The Heine Institute in Dusseldorf recently acquired an amazingly rich C19th autograph book. This belonged to a ‘Madam C.Beaumarié’ and contains sometimes lengthy m/s’s by Paganini, Berlioz, Liszt, Ernst and many others. Ernst’s contribution is a complete copy of the Elegy in his own hand – it may well be the original manuscript.
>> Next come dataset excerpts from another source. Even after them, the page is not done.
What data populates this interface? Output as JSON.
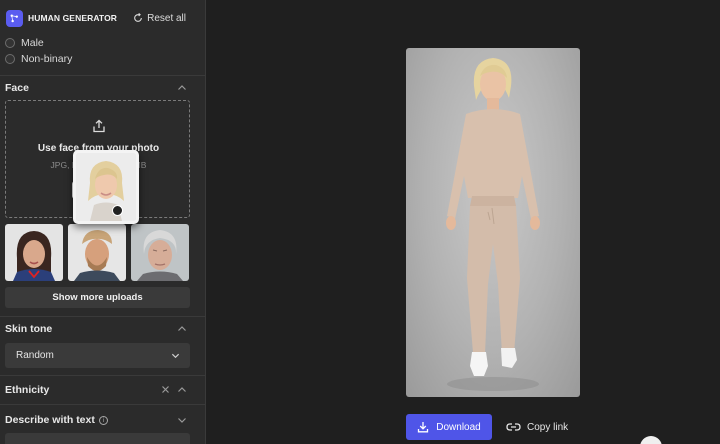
{
  "app": {
    "title": "HUMAN GENERATOR",
    "reset_label": "Reset all"
  },
  "gender": {
    "options": [
      "Male",
      "Non-binary"
    ]
  },
  "face": {
    "title": "Face",
    "upload_title": "Use face from your photo",
    "upload_hint": "JPG, PNG — max 10 MB",
    "show_more_label": "Show more uploads"
  },
  "skin_tone": {
    "title": "Skin tone",
    "selected": "Random"
  },
  "ethnicity": {
    "title": "Ethnicity"
  },
  "describe": {
    "title": "Describe with text"
  },
  "actions": {
    "download_label": "Download",
    "copy_label": "Copy link"
  },
  "colors": {
    "accent": "#4f55e8",
    "brand": "#5a5cf0",
    "sidebar_bg": "#2b2b2b",
    "main_bg": "#1f1f1f"
  },
  "icons": [
    "logo-icon",
    "reset-icon",
    "upload-icon",
    "chevron-up-icon",
    "chevron-down-icon",
    "close-icon",
    "info-icon",
    "download-icon",
    "link-icon"
  ]
}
There has naturally been much discussion about who Madam Beaumarié was, but an article in last year’s Heine Jahrbuch now seems to have resolved the matter:
Francis Maillard: ‘Madame C. Beaumarié: das Album, das Reisetagebuch und der Zufall’, Heine-Jahruch 51 (2012), pp. 86-98.
The author, whose family is related to Madame Beaumarié’s, is in possession of two travelogues by (and for) her, and argues convincingly that she is Victoire Clara Chevallier (1811-1880), married to Alcide-Georges Beaumarié (1799-1870), both from Orleáns.
A booklet about Madam Beaumarié’s album can be bought here:
The Dutch musicologist Pepijn van Doesburg has found some public announcements of Berlioz’s two concerts in Frankfurt on 24 and 29 August 1853 which reveal that the soloist in Berlioz’s Harold in Italy was not Ernst, as all the records have previously suggested, but a fellow named Posch, possibly a local viola player of surpassing obscurity. Ernst was often ill at this period and this is probably the reason why he did not play. [I owe this information to Hugh Macdonald.]